Dans ses hangars près de Devizes, il possédait quatre avions personnels et, au cours de l’année précédente, il n’avait pas pris l’air moins de cent soixante-dix fois. Il était souvent d’humeur sombre; en ces occasions il s’isolait et évitait tout contact avec la société. Le capitaine Dangerfield, qui était son compagnon le plus intime, affirme qu’en certaines circonstances son excentricité frisait la démence: n’avait-il pas l’habitude d’emporter en avion un fusil de chasse?


D’autre part l’accident survenu au lieutenant Myrtle l’avait déplorablement impressionné. S’attaquant au record d’altitude, Myrtle était tombé d’une hauteur d’environ dix mille mètres. Fait horrible: sa tête avait complètement disparu; cependant ses membres et tout le reste de son corps avaient conservé leurs formes originelles. Chaque fois que des pilotes se réunissaient, Joyce Armstrong demandait avec un sourire énigmatique: «S’il vous plaît, avez-vous retrouvé la tête de Myrtle?».

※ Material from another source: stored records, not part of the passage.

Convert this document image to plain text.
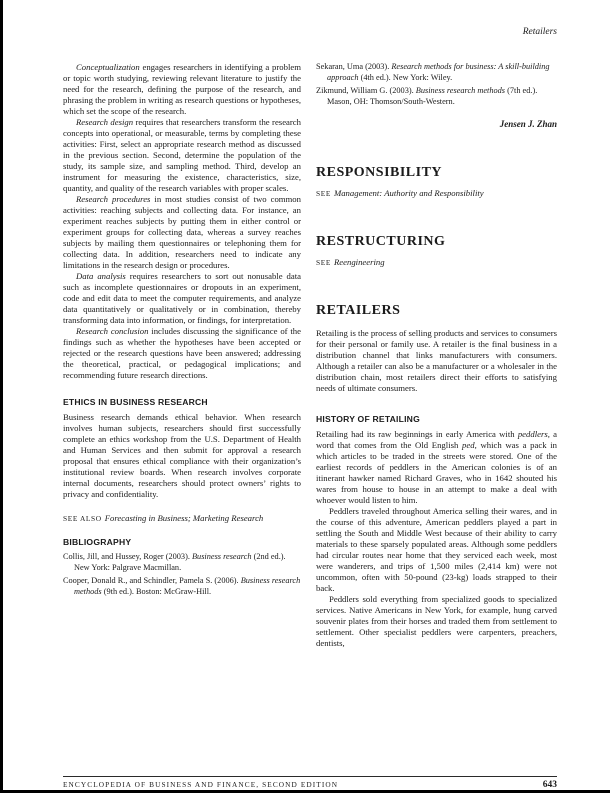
Retailers

Conceptualization engages researchers in identifying a problem or topic worth studying, reviewing relevant literature to justify the need for the research, defining the purpose of the research, and phrasing the problem in writing as research questions or hypotheses, which set the scope of the research.

Research design requires that researchers transform the research concepts into operational, or measurable, terms by completing these activities: First, select an appropriate research method as discussed in the previous section. Second, determine the population of the study, its sample size, and sampling method. Third, develop an instrument for measuring the existence, characteristics, size, quantity, and quality of the research variables with proper scales.

Research procedures in most studies consist of two common activities: reaching subjects and collecting data. For instance, an experiment reaches subjects by putting them in either control or experiment groups for collecting data, whereas a survey reaches subjects by mailing them questionnaires or telephoning them for collecting data. In addition, researchers need to indicate any limitations in the research design or procedures.

Data analysis requires researchers to sort out nonusable data such as incomplete questionnaires or dropouts in an experiment, code and edit data to meet the computer requirements, and analyze data quantitatively or qualitatively or in combination, thereby transforming data into information, or findings, for interpretation.

Research conclusion includes discussing the significance of the findings such as whether the hypotheses have been accepted or rejected or the research questions have been answered; addressing the theoretical, practical, or pedagogical implications; and recommending future research directions.

ETHICS IN BUSINESS RESEARCH

Business research demands ethical behavior. When research involves human subjects, researchers should first successfully complete an ethics workshop from the U.S. Department of Health and Human Services and then submit for approval a research proposal that ensures ethical compliance with their organization’s institutional review boards. When research involves corporate internal documents, researchers should protect owners’ rights to privacy and confidentiality.

SEE ALSO Forecasting in Business; Marketing Research

BIBLIOGRAPHY

Collis, Jill, and Hussey, Roger (2003). Business research (2nd ed.). New York: Palgrave Macmillan.

Cooper, Donald R., and Schindler, Pamela S. (2006). Business research methods (9th ed.). Boston: McGraw-Hill.

Sekaran, Uma (2003). Research methods for business: A skill-building approach (4th ed.). New York: Wiley.

Zikmund, William G. (2003). Business research methods (7th ed.). Mason, OH: Thomson/South-Western.

Jensen J. Zhan

RESPONSIBILITY

SEE Management: Authority and Responsibility

RESTRUCTURING

SEE Reengineering

RETAILERS

Retailing is the process of selling products and services to consumers for their personal or family use. A retailer is the final business in a distribution channel that links manufacturers with consumers. Although a retailer can also be a manufacturer or a wholesaler in the distribution chain, most retailers direct their efforts to satisfying needs of ultimate consumers.

HISTORY OF RETAILING

Retailing had its raw beginnings in early America with peddlers, a word that comes from the Old English ped, which was a pack in which articles to be traded in the streets were stored. One of the earliest records of peddlers in the American colonies is of an itinerant hawker named Richard Graves, who in 1642 shouted his wares from house to house in an attempt to make a deal with whoever would listen to him.

Peddlers traveled throughout America selling their wares, and in the course of this adventure, American peddlers played a part in settling the South and Middle West because of their ability to carry materials to these sparsely populated areas. Although some peddlers had circular routes near home that they serviced each week, most were wanderers, and trips of 1,500 miles (2,414 km) were not uncommon, often with 50-pound (23-kg) loads strapped to their back.

Peddlers sold everything from specialized goods to specialized services. Native Americans in New York, for example, hung carved souvenir plates from their horses and traded them from settlement to settlement. Other specialist peddlers were carpenters, preachers, dentists,

ENCYCLOPEDIA OF BUSINESS AND FINANCE, SECOND EDITION	643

Un soir après dîner, au mess de l’école de pilotage de Salisbury, il avait provoqué un débat sur le thème suivant: quel est le plus grand et le plus constant des dangers des aviateurs? Après avoir écouté les opinions émises à propos des trous d’air, des vices de construction, des orages, il avait haussé les épaules en refusant de donner son avis personnel; mais il avait fait comprendre qu’il différait radicalement de ceux qu’il venait d’entendre.


Il n’est pas inutile de signaler qu’au lendemain de sa disparition, on a découvert qu’il avait mis ses affaires en ordre, avec une minutie qui autorise à croire qu’il pressentait la fin qui l’attendait.


Ces indications préalables étaient nécessaires. Je vais maintenant transcrire exactement le récit, tel qu’il figure à partir de la page 3 du carnet de notes ensanglanté.


«… Néanmoins, quand j’ai dîné à Reims avec Coselli et Gustave Raymond, force m’a bien été de constater que ni l’un ni l’autre n’avaient conscience de l’existence d’un danger particulier aux hautes couches de l’atmosphère.